In it, Hadley Freeman writes about the lives her grandmother and her brothers (Hadley’s great-uncles) who were born in the Austro-Hungarian Empire in the early 1900s and moved to France for a better life in the 1930s. That’s as far as I’ve got so far. Things are going well for Glass siblings in Paris but we know it’s not going to last.

This book feels like a timely read when anti-semitisim and fascism are both on the rise around the world. It is a reminder how recent and how shockingly awful the events around the Holocaust were. At the same time, everyday I feel so angry and so powerless in response to what Israel is doing in Palestine, the West Bank and Lebanon and by the Irish government’s measly mouthed response to the endless violence and destruction. I wonder how will those stories be told in the future.

At the National Archives of Ireland – which I visited to see ANU Productions’ The Good Luck Club about the Irish Hospital Sweepstakes. This is my favourite type of ANU show – it’s about something I know nothing about and I got the opportunity to look around an old, odd building. I really enjoyed the show and it sent me off to find out more about the Sweepstakes, including it’s connections to the IRA. I was surprised how well know and how popular it was. Wikipedia has long list of references to the Irish Sweepstakes in a variety of culture which includes Happy Days, Breaking Bad, Stephen King’s The Stand, an Agatha Christie novel and a poem by Anne Sexton.

Eating – I got my first bag of veg from the Bohs CSA (Community Supported Agriculture) scheme this week. This is run by the Bohemian Climate Co-op. It’s set up so you pay the farmer directly for 38 weeks of vegetables grown in Dublin, which you collect each week in Phibsboro. I’ve signed up for a half share so I get a bag every second week.

I was excited to see what I would get – onions, potatoes fresh out of the ground and lots of green stuff (kale, parsley and lettuce).
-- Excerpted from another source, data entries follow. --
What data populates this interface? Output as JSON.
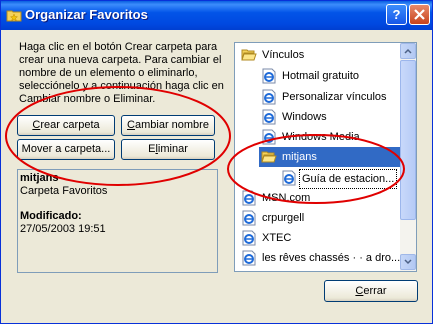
{
  "window": {
    "title": "Organizar Favoritos",
    "help_label": "?"
  },
  "instructions": "Haga clic en el botón Crear carpeta para crear una nueva carpeta. Para cambiar el nombre de un elemento o eliminarlo, selecciónelo y a continuación haga clic en Cambiar nombre o Eliminar.",
  "buttons": {
    "create_folder": {
      "access": "C",
      "rest": "rear carpeta"
    },
    "rename": {
      "access": "C",
      "rest": "ambiar nombre"
    },
    "move_prefix": "Mover a carpeta...",
    "delete": {
      "prefix": "E",
      "access": "l",
      "rest": "iminar"
    },
    "close": {
      "access": "C",
      "rest": "errar"
    }
  },
  "info": {
    "name": "mitjans",
    "type": "Carpeta Favoritos",
    "modified_label": "Modificado:",
    "modified_value": "27/05/2003 19:51"
  },
  "tree": {
    "items": [
      {
        "label": "Vínculos",
        "icon": "folder-open-icon"
      },
      {
        "label": "Hotmail gratuito",
        "icon": "ie-page-icon"
      },
      {
        "label": "Personalizar vínculos",
        "icon": "ie-page-icon"
      },
      {
        "label": "Windows",
        "icon": "ie-page-icon"
      },
      {
        "label": "Windows Media",
        "icon": "ie-page-icon"
      },
      {
        "label": "mitjans",
        "icon": "folder-open-icon"
      },
      {
        "label": "Guía de estacion...",
        "icon": "ie-page-icon"
      },
      {
        "label": "MSN.com",
        "icon": "ie-page-icon"
      },
      {
        "label": "crpurgell",
        "icon": "ie-page-icon"
      },
      {
        "label": "XTEC",
        "icon": "ie-page-icon"
      },
      {
        "label": "les rêves chassés · · a dro...",
        "icon": "ie-page-icon"
      }
    ]
  },
  "colors": {
    "selection": "#316ac5",
    "annotation_red": "#e00000",
    "titlebar": "#0054e3"
  }
}
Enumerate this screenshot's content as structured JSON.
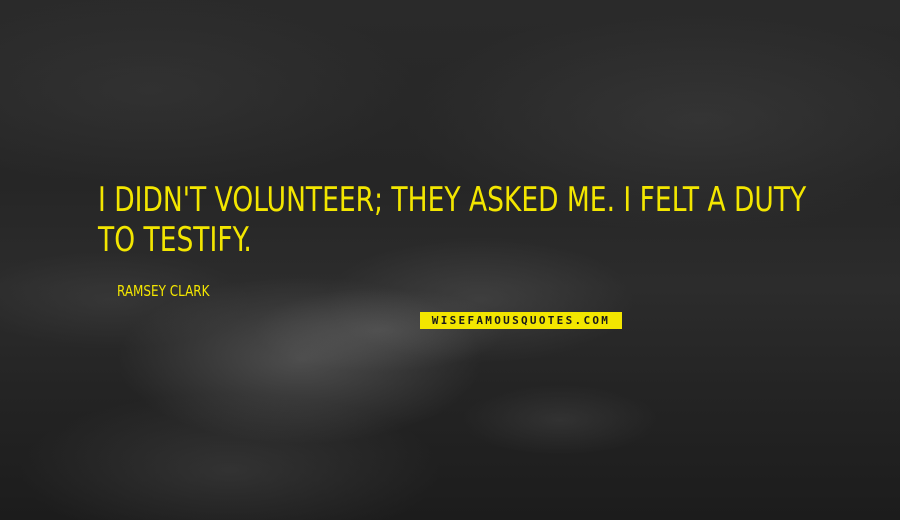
{
  "quote": {
    "text": "I didn't volunteer; they asked me. I felt a duty to testify."
  },
  "author": {
    "name": "Ramsey Clark"
  },
  "watermark": {
    "text": "WISEFAMOUSQUOTES.COM"
  },
  "colors": {
    "accent": "#f3e600",
    "background": "#262626"
  }
}
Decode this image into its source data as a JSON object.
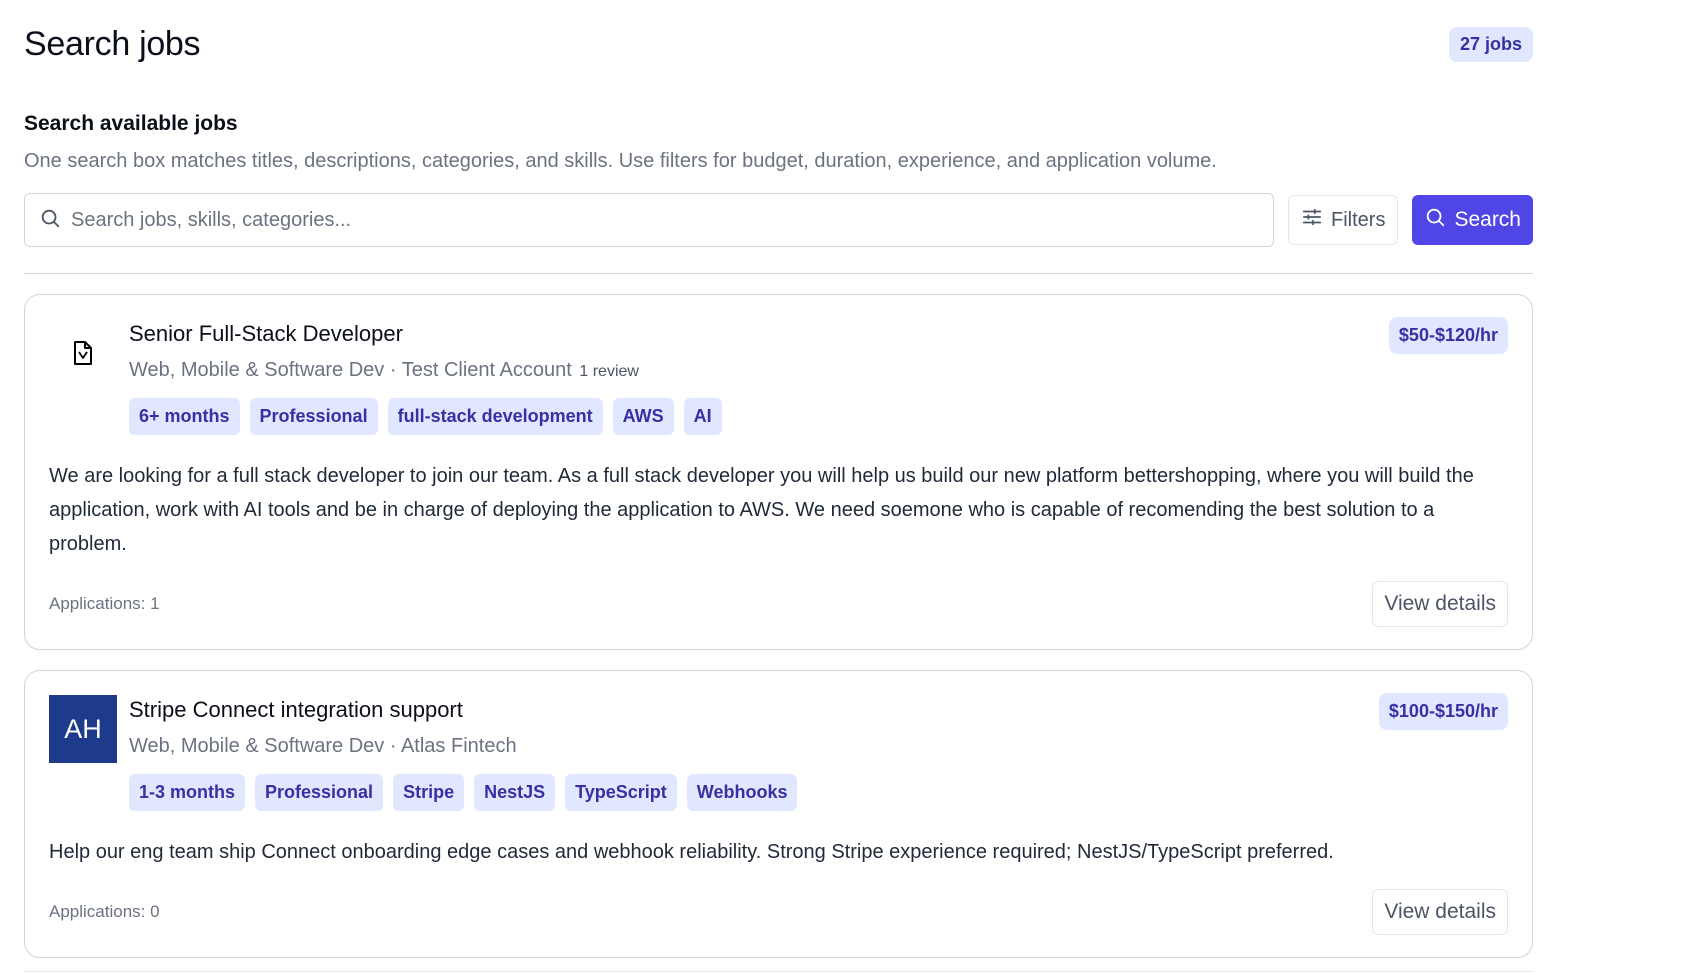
{
  "header": {
    "title": "Search jobs",
    "count_badge": "27 jobs"
  },
  "search_section": {
    "title": "Search available jobs",
    "description": "One search box matches titles, descriptions, categories, and skills. Use filters for budget, duration, experience, and application volume.",
    "input_placeholder": "Search jobs, skills, categories...",
    "input_value": "",
    "filters_label": "Filters",
    "search_label": "Search"
  },
  "jobs": [
    {
      "title": "Senior Full-Stack Developer",
      "category": "Web, Mobile & Software Dev",
      "separator": " · ",
      "client": "Test Client Account",
      "reviews": "1 review",
      "rate": "$50-$120/hr",
      "logo": "document-logo-icon",
      "tags": [
        "6+ months",
        "Professional",
        "full-stack development",
        "AWS",
        "AI"
      ],
      "description": "We are looking for a full stack developer to join our team. As a full stack developer you will help us build our new platform bettershopping, where you will build the application, work with AI tools and be in charge of deploying the application to AWS. We need soemone who is capable of recomending the best solution to a problem.",
      "applications": "Applications: 1",
      "view_label": "View details"
    },
    {
      "title": "Stripe Connect integration support",
      "category": "Web, Mobile & Software Dev",
      "separator": " · ",
      "client": "Atlas Fintech",
      "rate": "$100-$150/hr",
      "logo_initials": "AH",
      "logo_color": "#1e3a8a",
      "tags": [
        "1-3 months",
        "Professional",
        "Stripe",
        "NestJS",
        "TypeScript",
        "Webhooks"
      ],
      "description": "Help our eng team ship Connect onboarding edge cases and webhook reliability. Strong Stripe experience required; NestJS/TypeScript preferred.",
      "applications": "Applications: 0",
      "view_label": "View details"
    }
  ],
  "colors": {
    "accent": "#4f46e5",
    "badge_bg": "#e0e7ff",
    "badge_text": "#3730a3"
  }
}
If you’re in the area, there could still be time to sign up if you’re quick. Send Katlyne an email (katlyne.armstrong @ bohemians.ie) and get involved.

Finally – NCAD Works opened on Friday June 5th. I’ve only had a very brief look, but so far two things that I liked the look were the pieces created by the Applied Materials (glass, ceramics and textiles) students, and the short films in Moving Image Design.

Mushroom dresses, part of Holly Morrissey’s Making [My]celial Memories

The show runs until 5pm on Saturday 13th of June and opening hours times are here. Most of it is on the main NCAD campus on Thomas Street, but there’s also exhibitions from the part-time evening students in The Annex just down the road on James Street, and the MFA students are exhibiting in Rua Red in Tallaght. There are also talks and events running throughout the week. It’s a good week to see, and maybe even purchase, some art.